Foreign Ministry: Diplomats Should Urge Foreign Gov’ts to ‘Follow in Trump’s Footsteps’

Trump Jerusalem
President Trump holds up the proclamation announcing that the United States recognizes Yerushalayim as the capital of Israel and will move its embassy to Yerushalayim “as soon as practicable.” (Reuters/Kevin Lamarque)

Despite a request by American diplomats for Israeli officials to exercise “restraint” in the country’s response to the announcement by President Trump of America’s recognition of Yerushalayim as Israel’s capital, the Foreign Ministry has instructed Israeli diplomatic staff around the world to push the idea of following in Washington’s footsteps.

According to Arutz Sheva, the Ministry has sent a message to staff that Israel would welcome announcements by more countries that they, too, accept Yerushalayim as Israel’s capital.

The message stresses that diplomats should stress that the American move is not necessarily the creation of a new reality, but the acceptance of an existing one.

As Trump said in his speech Wednesday, “Jerusalem is the seat of the modern Israeli government. It is the home of the Israeli parliament, the Knesset, as well as the Israeli Supreme Court. It is the location of the official residence of the Prime Minister and the President. It is the headquarters of many government ministries. For decades, visiting American presidents, secretaries of state, and military leaders have met their Israeli counterparts in Jerusalem.”

Diplomats should stress that point and emphasize that, like Trump, Israel did not consider recognition of Yerushalayim as its capital a reason to close off negotiations with the Palestinian Authority. Talks would continue, but Israel would always have a presence in the city, as it has been the capital of the Jewish people for thousands of years, the report said.

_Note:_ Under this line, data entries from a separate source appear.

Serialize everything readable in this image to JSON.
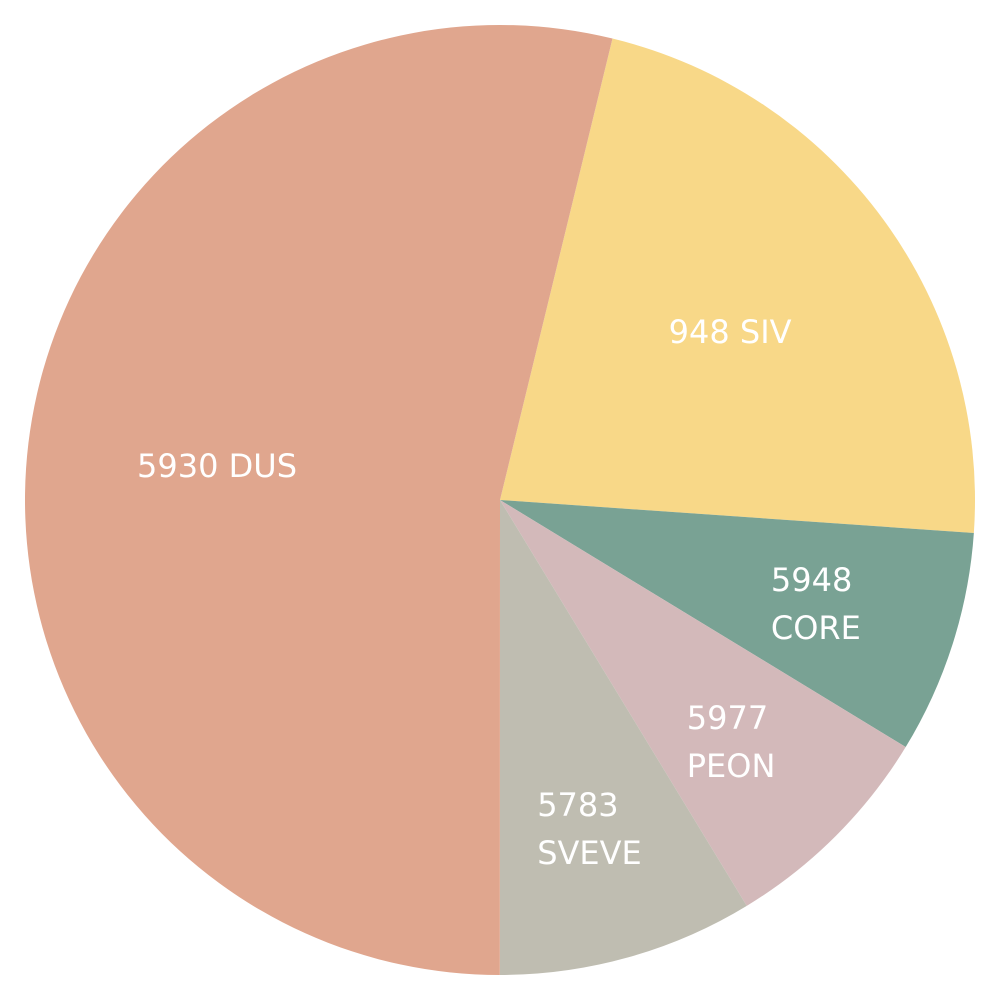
{
  "chart_data": {
    "type": "pie",
    "categories": [
      "948 SIV",
      "5948 CORE",
      "5977 PEON",
      "5783 SVEVE",
      "5930 DUS"
    ],
    "values": [
      22.3,
      7.6,
      7.6,
      8.7,
      53.8
    ],
    "colors": [
      "#f8d888",
      "#79a294",
      "#d3b9ba",
      "#bfbdb1",
      "#e0a68e"
    ]
  }
}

Earlier, Reuters reported that the State Department had instructed American diplomats in Israel to counsel “restraint” to their Israeli counterparts over the announcement. A document published by Reuters listed talking points for American diplomats in their discussions with Israeli officials, with American officials instructed to tell Israelis that “while I recognize that you will publicly welcome this news, I ask that you restrain your official response.”

Tempering the response would contribute to a calmer atmosphere, the document says, considering the threats of violence by Arab countries and Palestinians in the wake of the announcement. “We expect there to be resistance to this news in the Middle East and around the world,” the document said. “We are still judging the impact this decision will have on U.S. facilities and personnel overseas.”